LaBarreraDeLaDiscriminacion2

Imagen del artículo sobre la discriminación hacia una persona con discapacidad visual y su perro de servicio descrito a fondo en Dis-capacidad.com

Lo ameno de este caso en particular, es que puso en foco de alerta esta situación a la empresa que le negó el acceso que en sus puertas tiene un letrero en pro de la no discriminación; teniendo como desenlace una reimpresión de sus carteles de no discriminación agregando en ellos que en sus locales se permite el libre acceso a animales de servicio que acompañen a personas con discapacidad.

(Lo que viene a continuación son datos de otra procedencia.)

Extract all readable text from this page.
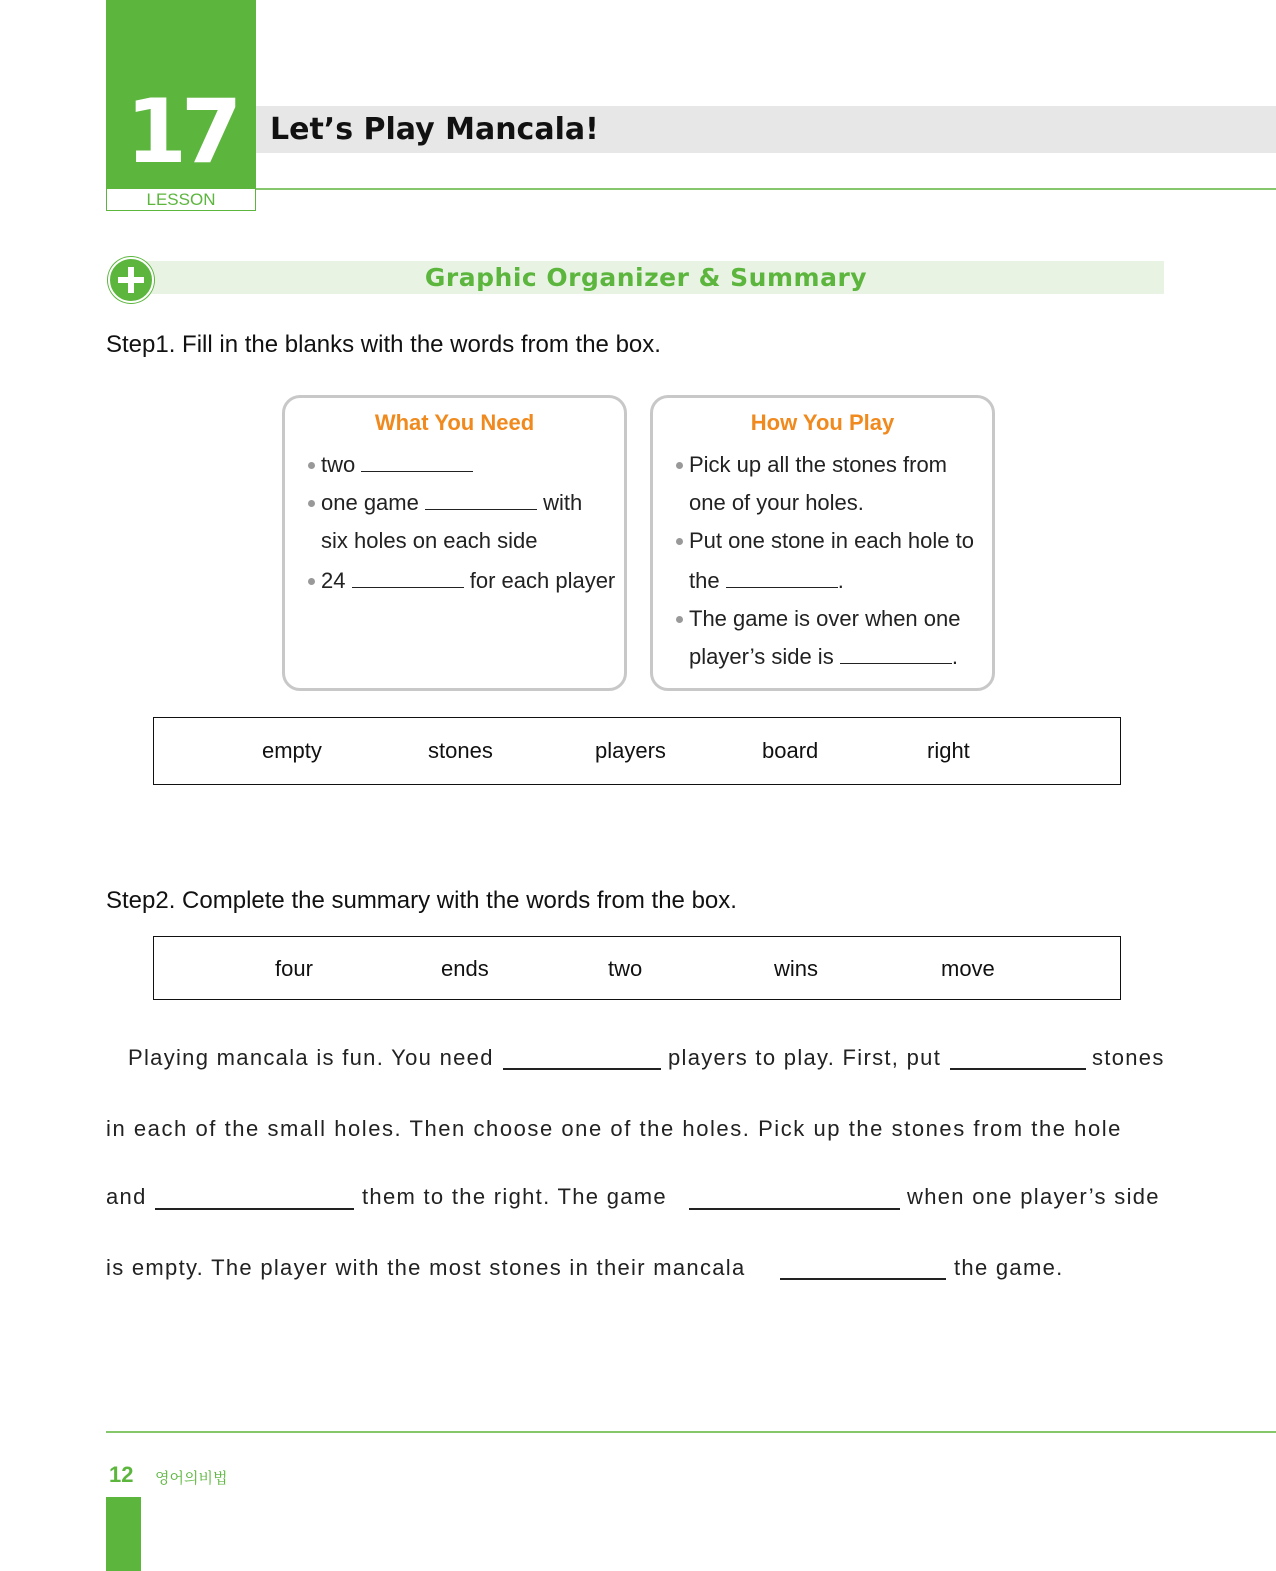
17
LESSON
Let’s Play Mancala!
Graphic Organizer & Summary
Step1. Fill in the blanks with the words from the box.
What You Need
two
one game	with
six holes on each side
24	for each player
How You Play
Pick up all the stones from
one of your holes.
Put one stone in each hole to
the	.
The game is over when one
player’s side is	.
empty	stones	players	board	right
Step2. Complete the summary with the words from the box.
four	ends	two	wins	move
Playing mancala is fun. You need	players to play. First, put	stones
in each of the small holes. Then choose one of the holes. Pick up the stones from the hole
and	them to the right. The game	when one player’s side
is empty. The player with the most stones in their mancala	the game.
12 영어의비법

Un paso en la dirección correcta para eliminar este tipo de barreras.
Es innegable entonces, que para lograr una accesibilidad integral no se puede separar las soluciones técnicas de las soluciones humanas; porque en realidad, la discapacidad nunca ha sido un problema sino mas bien nuestra capacidad de poner barreras en la aproximación del trato humano.